1. Concept & Algorithm

Why spatial interpolation is not optional

Harvest monitors log a yield estimate roughly every 1–2 seconds at forward speeds of 5–8 km/h. At 6 km/h that produces a point every 1.7 m, far denser than the agronomic variation structure in most fields. Yet the points are clustered along parallel swath lines with wide unsampled gaps between them — yield is not measured between swaths. Spatial interpolation bridges those gaps by estimating yield at unsampled locations using statistical relationships derived from the sampled points.

Ordinary Kriging

Ordinary Kriging (OK) is the standard geostatistical interpolator for yield data. It is a best linear unbiased estimator (BLUE): among all linear combinations of observed values it minimises prediction variance. The key insight is that OK uses the variogram — a function of how dissimilarity grows with separation distance — rather than an arbitrary distance decay. This gives OK two advantages over simpler methods:

Quantified uncertainty. OK produces a kriging variance map alongside the estimated yield surface. High-variance areas (sparse coverage, headlands) can be flagged and excluded from prescription calculations.
Stationarity handling. A nugget term in the variogram absorbs GPS and sensor measurement error, preventing the interpolator from chasing noise.

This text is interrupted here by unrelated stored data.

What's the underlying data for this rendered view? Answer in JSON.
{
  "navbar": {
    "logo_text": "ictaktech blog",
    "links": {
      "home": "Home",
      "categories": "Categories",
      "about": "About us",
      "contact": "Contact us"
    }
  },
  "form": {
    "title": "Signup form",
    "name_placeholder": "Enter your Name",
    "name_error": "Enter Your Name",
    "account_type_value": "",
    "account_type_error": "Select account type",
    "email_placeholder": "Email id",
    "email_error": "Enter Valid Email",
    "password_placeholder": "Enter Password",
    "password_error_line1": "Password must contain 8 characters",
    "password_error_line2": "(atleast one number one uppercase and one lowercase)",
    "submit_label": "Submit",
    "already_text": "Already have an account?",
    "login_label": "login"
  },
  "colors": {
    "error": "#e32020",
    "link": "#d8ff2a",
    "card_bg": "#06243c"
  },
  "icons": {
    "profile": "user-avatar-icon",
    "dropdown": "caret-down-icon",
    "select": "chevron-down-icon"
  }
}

Fitting the experimental variogram requires binning point pairs by lag distance and computing the mean squared difference at each bin. A theoretical model (Spherical, Exponential, or Gaussian) is then fitted by nonlinear least squares to recover three parameters:

Range — the lag distance at which spatial autocorrelation vanishes (typically 50–300 m for field-scale yield variation).
Sill — the total variance of the process (range + nugget).
Nugget — the y-intercept of the fitted curve; represents variance at zero lag (measurement noise, GPS error).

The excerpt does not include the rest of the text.